Today, on 23 June 2024, we celebrate the Olympic Day and the 130th anniversary of the International Olympic Committee, founded by Pierre de Coubertin in Paris on 23 June 1894. This is an opportunity to look back at a number of important events that have marked the history of the Olympic movement.

Firstly, we join France in celebrating the 100th anniversary of the Games of the VIII Olympiad, held in Paris in 1924, and of the first Winter Olympic Games, held in Chamonix in 1924. 

As we look forward with satisfaction to the Games of the XXXIII Olympiad, we send our best wishes for success to the French hosts who will be welcoming the world’s athletes in a few weeks’ time.

On this day we also remember Dr. Paul Martin, Swiss surgeon and middle-distance runner, was the first Swiss Olympian to compete in 5 Olympic Games (1920-1936), winning a silver medal in the 800 metres in 1924. He also competed in the 1500 metres and the 4×400 metres relay.

Dr. Paul Martin was the founder of the International Pierre de Coubertin Committee and a close and loyal friend of Pierre de Coubertin. It was already in 1974 that Dr.

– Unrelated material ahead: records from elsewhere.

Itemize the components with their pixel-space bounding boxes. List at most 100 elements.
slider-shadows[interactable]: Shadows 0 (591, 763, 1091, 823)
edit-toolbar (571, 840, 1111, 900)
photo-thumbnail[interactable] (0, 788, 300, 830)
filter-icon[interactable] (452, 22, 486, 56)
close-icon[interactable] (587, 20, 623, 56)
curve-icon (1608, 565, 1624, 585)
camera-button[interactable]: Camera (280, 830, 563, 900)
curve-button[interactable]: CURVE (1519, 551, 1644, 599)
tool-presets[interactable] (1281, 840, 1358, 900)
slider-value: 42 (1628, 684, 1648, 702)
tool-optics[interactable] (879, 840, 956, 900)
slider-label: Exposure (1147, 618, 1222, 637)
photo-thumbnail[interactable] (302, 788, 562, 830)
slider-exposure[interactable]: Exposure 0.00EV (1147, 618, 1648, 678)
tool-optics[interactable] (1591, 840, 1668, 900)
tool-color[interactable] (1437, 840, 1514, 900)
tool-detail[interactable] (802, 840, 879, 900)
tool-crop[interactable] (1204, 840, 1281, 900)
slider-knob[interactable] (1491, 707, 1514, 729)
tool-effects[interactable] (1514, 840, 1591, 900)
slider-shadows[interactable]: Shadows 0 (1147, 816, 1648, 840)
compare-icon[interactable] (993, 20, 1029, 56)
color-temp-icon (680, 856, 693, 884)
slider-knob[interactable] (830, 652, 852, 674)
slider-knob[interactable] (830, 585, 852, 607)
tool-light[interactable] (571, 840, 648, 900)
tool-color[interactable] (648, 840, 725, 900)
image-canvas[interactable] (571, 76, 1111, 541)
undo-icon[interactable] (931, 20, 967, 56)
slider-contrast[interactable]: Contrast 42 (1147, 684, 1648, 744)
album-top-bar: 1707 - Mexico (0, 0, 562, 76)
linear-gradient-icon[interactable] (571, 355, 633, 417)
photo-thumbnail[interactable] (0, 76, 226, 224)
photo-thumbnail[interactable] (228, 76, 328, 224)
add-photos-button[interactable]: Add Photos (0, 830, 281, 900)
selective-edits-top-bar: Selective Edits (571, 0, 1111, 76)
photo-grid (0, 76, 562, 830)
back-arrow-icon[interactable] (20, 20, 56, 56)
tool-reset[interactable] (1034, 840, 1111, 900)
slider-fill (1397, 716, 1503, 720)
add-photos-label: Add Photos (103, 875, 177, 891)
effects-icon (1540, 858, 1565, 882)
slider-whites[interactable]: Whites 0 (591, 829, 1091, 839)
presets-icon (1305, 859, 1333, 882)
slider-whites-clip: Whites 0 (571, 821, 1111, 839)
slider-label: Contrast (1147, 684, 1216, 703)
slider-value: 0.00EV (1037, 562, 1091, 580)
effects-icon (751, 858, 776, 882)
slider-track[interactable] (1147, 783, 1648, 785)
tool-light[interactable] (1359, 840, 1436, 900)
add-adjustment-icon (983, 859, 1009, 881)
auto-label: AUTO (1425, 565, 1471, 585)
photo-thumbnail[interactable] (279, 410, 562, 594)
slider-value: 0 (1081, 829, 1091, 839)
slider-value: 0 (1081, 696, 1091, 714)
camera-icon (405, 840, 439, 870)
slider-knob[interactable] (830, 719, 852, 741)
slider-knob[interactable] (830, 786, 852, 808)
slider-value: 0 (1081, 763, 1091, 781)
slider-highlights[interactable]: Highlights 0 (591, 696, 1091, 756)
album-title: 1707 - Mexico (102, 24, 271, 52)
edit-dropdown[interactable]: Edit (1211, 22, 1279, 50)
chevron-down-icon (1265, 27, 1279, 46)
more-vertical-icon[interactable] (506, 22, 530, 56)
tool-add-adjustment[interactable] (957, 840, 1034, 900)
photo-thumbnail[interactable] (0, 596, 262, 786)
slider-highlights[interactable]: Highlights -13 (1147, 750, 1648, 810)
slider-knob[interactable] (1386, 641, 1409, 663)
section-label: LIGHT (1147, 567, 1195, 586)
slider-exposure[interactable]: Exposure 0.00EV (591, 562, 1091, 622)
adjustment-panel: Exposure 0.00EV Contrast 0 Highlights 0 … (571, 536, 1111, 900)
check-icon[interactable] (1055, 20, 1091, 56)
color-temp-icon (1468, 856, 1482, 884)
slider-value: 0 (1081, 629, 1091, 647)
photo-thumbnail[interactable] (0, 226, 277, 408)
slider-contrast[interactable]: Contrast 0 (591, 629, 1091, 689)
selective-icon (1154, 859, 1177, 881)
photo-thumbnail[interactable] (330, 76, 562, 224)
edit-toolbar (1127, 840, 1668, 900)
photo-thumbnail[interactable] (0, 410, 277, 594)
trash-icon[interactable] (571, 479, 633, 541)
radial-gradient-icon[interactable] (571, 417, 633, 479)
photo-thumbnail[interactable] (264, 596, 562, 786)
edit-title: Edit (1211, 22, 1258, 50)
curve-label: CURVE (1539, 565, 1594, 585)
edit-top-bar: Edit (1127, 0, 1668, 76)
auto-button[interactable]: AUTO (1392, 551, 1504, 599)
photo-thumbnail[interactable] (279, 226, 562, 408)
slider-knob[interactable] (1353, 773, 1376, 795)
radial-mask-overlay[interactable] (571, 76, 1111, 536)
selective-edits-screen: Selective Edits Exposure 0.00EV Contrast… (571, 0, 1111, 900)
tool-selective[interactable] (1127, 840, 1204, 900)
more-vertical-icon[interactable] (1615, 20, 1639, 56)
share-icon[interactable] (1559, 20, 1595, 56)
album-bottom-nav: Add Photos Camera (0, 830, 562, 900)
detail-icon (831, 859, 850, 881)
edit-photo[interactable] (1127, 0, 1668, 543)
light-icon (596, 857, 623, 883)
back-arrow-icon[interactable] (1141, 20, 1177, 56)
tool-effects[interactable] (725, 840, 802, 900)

Paul Martin was given the go-ahead from the IOC to found the International Pierre de Coubertin Committee on 19 January 1975, with the mission to make the person of Pierre de Coubertin, his works and his idea of Olympism known worldwide. Remembering Pierre de Coubertin and the time of the beginnings in the early 1900s, he reflects in his Olympic Memoirs: “… sport was considered something unimportant, to be appreciated only to a small extent, like any other healthy amusement. As for Olympism, it was considered utterly superfluous, an eccentric neologism that drew incredulous, contemptuous smiles from the officials of the day. The philosophical value of the Games vanished into thin air and their educational value became nil”.